Барракуда считал себя мастером и требовал оценки своего мастерства. Прозябать в услужении, подобно Чалому, он не собирался. Удовлетворение же его амбиций могло быть выражено лишь в признании равенства, и только сейчас, иначе в случае провала Язон испарится, проведет остаток бренной жизни за бугром и едва ли когда‑нибудь вспомнит того, кому не раз был обязан своим спасением. А он… Что будет с ним, Барракудой? На что списать все эти годы преданного служения, какими бы суммами ни исчислялись подачки?
Барракуда молчал, предоставляя самому Язону оценить это молчание. И шеф его понял.
– Чего ты хочешь? – спросил он напрямую заметно упавшим голосом.
Барракуда на него не смотрел. Молча допил пиво, поставил бутылку на полированную крышку письменного стола.
– Гарантий, – сказал он твердо.
– И в чем они?
– Вам решать.
– Я подумаю, – выдержав долгую паузу, подвел черту Язон.
И тут прозвучало то, что в другое время могло стоить Барракуде места, причем не в АО у Язона, а под солнцем.
– Я тоже, – он посмотрел в застывшие зрачки хозяина.
Игра в гляделки кончилась его победой.
– Ну, хорошо, – согласился Язон, отводя взгляд. – На этой неделе уедем во Франкфурт. Если хочешь, можешь оставаться там, работой я тебя обеспечу. Там же положу пять процентов от стоимости переправленного груза.
Барракуда улыбнулся.
– Пятьдесят, Валентин Иванович, – сказал он тихо и вкрадчиво.
– ???
– Пятьдесят. И не груза. А той части акций, которыми владеете вы.
Такое Язону не могло привидеться и во сне. Вслед за подобным соглашением должен был последовать брудершафт.
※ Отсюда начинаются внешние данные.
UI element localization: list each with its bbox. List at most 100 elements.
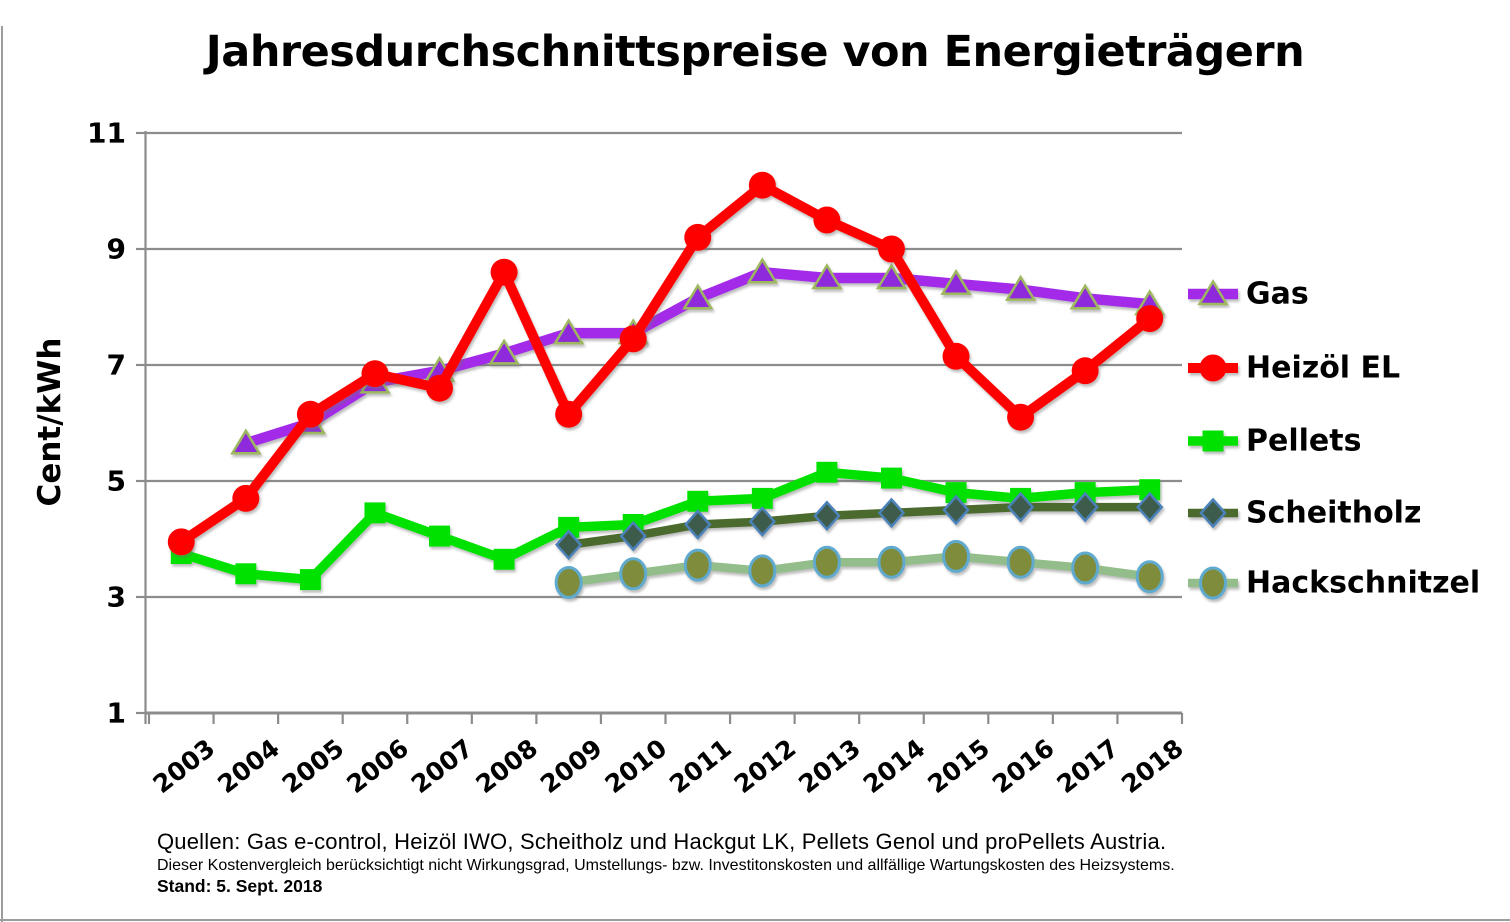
data-point-circle [232, 484, 260, 512]
data-point-diamond [877, 497, 906, 529]
data-point-diamond [554, 529, 583, 561]
data-point-triangle [488, 338, 520, 365]
data-point-circle [361, 360, 389, 388]
data-point-diamond [619, 520, 647, 552]
data-point-square [1139, 479, 1161, 501]
x-tick-label: 2013 [793, 733, 866, 799]
data-point-triangle [230, 428, 262, 455]
data-point-square [493, 548, 515, 570]
legend-label: Gas [1246, 277, 1309, 312]
x-tick-label: 2011 [664, 733, 737, 799]
data-point-square [816, 461, 838, 483]
data-point-circle [555, 400, 583, 428]
data-point-square [235, 563, 257, 585]
data-point-square [687, 490, 709, 512]
legend-item-hackschnitzel [1188, 566, 1238, 600]
data-point-ellipse [619, 557, 648, 591]
x-tick-label: 2006 [341, 733, 414, 799]
data-point-circle [167, 528, 195, 556]
x-tick-labels: 2003200420052006200720082009201020112012… [148, 733, 1189, 799]
data-point-ellipse [942, 539, 971, 573]
data-point-circle [426, 374, 454, 402]
data-point-ellipse [812, 545, 841, 579]
data-point-circle [1199, 354, 1227, 382]
x-tick-label: 2016 [987, 733, 1060, 799]
x-tick-label: 2012 [729, 733, 802, 799]
series-line [176, 467, 1155, 585]
data-point-triangle [1004, 274, 1037, 301]
data-point-circle [942, 342, 970, 370]
data-point-square [1202, 430, 1224, 452]
legend-item-heizoel-el [1188, 354, 1238, 382]
data-point-triangle [682, 283, 714, 310]
data-point-circle [684, 223, 712, 251]
data-point-square [880, 467, 902, 489]
series-heizoel-el [167, 171, 1164, 556]
data-point-square [558, 516, 580, 538]
data-point-ellipse [1135, 560, 1164, 594]
data-point-triangle [552, 318, 585, 345]
data-point-circle [1136, 305, 1164, 333]
footer-sources: Quellen: Gas e-control, Heizöl IWO, Sche… [157, 829, 1167, 854]
data-point-ellipse [1006, 545, 1035, 579]
data-point-ellipse [748, 554, 777, 588]
data-point-ellipse [1071, 551, 1100, 585]
window-left-border [1, 26, 3, 922]
data-point-triangle [940, 268, 972, 296]
data-point-triangle [1069, 283, 1101, 310]
footer-disclaimer: Dieser Kostenvergleich berücksichtigt ni… [157, 857, 1175, 874]
x-tick-label: 2008 [470, 733, 543, 799]
legend-item-scheitholz [1188, 497, 1238, 529]
y-tick-label: 5 [107, 465, 126, 498]
x-tick-label: 2003 [148, 733, 221, 799]
series-line [176, 180, 1155, 547]
data-point-square [751, 487, 773, 509]
y-tick-labels: 1 3 5 7 9 11 [87, 117, 126, 730]
data-point-diamond [1071, 491, 1099, 523]
y-tick-label: 3 [107, 581, 126, 614]
x-tick-label: 2018 [1116, 733, 1189, 799]
y-tick-label: 1 [107, 697, 126, 730]
y-axis-title: Cent/kWh [32, 338, 68, 507]
data-point-circle [1071, 357, 1099, 385]
legend-item-gas [1188, 279, 1238, 306]
data-point-diamond [748, 506, 777, 537]
y-tick-label: 11 [87, 117, 126, 150]
x-tick-label: 2017 [1051, 733, 1124, 799]
data-point-diamond [1006, 491, 1035, 523]
series-hackschnitzel [554, 539, 1164, 599]
legend-item-pellets [1188, 430, 1238, 452]
data-point-ellipse [1199, 566, 1227, 600]
data-point-diamond [684, 509, 712, 540]
legend-label: Pellets [1246, 424, 1361, 459]
data-point-circle [490, 258, 518, 286]
series-line [564, 552, 1154, 587]
y-tick-label: 9 [107, 233, 126, 266]
data-point-ellipse [683, 548, 712, 582]
x-tick-label: 2015 [922, 733, 995, 799]
data-point-diamond [942, 494, 970, 526]
data-point-circle [619, 325, 647, 353]
data-point-triangle [1197, 279, 1229, 306]
data-point-triangle [875, 263, 908, 290]
data-point-triangle [811, 263, 843, 290]
x-tick-label: 2005 [277, 733, 350, 799]
data-point-diamond [813, 500, 841, 532]
data-point-ellipse [554, 566, 583, 599]
legend-label: Scheitholz [1246, 496, 1421, 531]
data-point-circle [813, 206, 841, 234]
x-tick-label: 2014 [858, 733, 931, 799]
x-tick-label: 2007 [406, 733, 479, 799]
x-tick-label: 2009 [535, 733, 608, 799]
series-scheitholz [554, 491, 1164, 561]
data-point-square [364, 502, 386, 524]
y-axis [136, 131, 147, 724]
x-tick-label: 2010 [600, 733, 673, 799]
legend-label: Hackschnitzel [1246, 566, 1480, 601]
x-axis [147, 713, 1184, 724]
data-point-diamond [1136, 491, 1164, 523]
series-line [564, 502, 1154, 550]
data-point-circle [1007, 403, 1035, 431]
Они становились партнерами.
– А срок ты со мной разделить не хочешь? – горько усмехнулся он, предчувствуя поражение.
– Вам срок не грозит, Валентин Иванович. Вы это прекрасно знаете. Так вот, я хочу, чтобы он не угрожал и мне.
– Ты что‑то знаешь?
– Догадываюсь. Но для начала стоит поговорить с леди.
Язон встал, снял халат. От его желания уже ничего не зависело. Нужно было выбираться из проруби, пока течением не затянуло под лед. А для этого все средства, хороши.
Так или иначе, разговора с той, которая была для него так дорога еще вчера, а сегодня безнадежно потеряна, не избежать. Тяжело ступая вслед за Барракудой по скрипучим тяжелым ступеням, Язон вдруг подумал, что с сегодняшнего дня в жизни его начался период, название которому – старость.
«Леди» сидела на табуретке возле подоконника, пристегнутая наручником к батарее. Тушь, размазанная по красному, разгоряченному лицу, удлиняла разрез ее глаз, ноздри зло раздувались, от чего в профиль она была похожа на лису, окруженную злыми волками. На пришедших не взглянула, лишь слегка наклонила голову и развернулась на полкорпуса к окну.
– Сними браслет, – тихо сказал Барракуда Шарову.
Освобожденная рука повисла плетью. Шаров повернулся к Барракуде, прижимая к подбородку окровавленный платок. Тот улыбнулся, кивнул напарнику на дверь.
Остались втроем. Язон прошел за длинный дощатый стол с накрахмаленной скатертью.
– Извини, что не дал выспаться, – сказал он, выдержав паузу. – Уж больно не терпится послушать о твоих ночных приключениях.
Она не отвечала и по‑прежнему не поворачивала головы в его сторону.
– Светик, у нас очень мало времени, – извиняющимся тоном заговорил Язон и щелкнул крышкой карманных часов. – Если тебе трудно говорить, Барракуда поможет.
– Скоты! – наконец сквозь зубы сказала она, дрожа от негодования. – Какие же вы все скоты!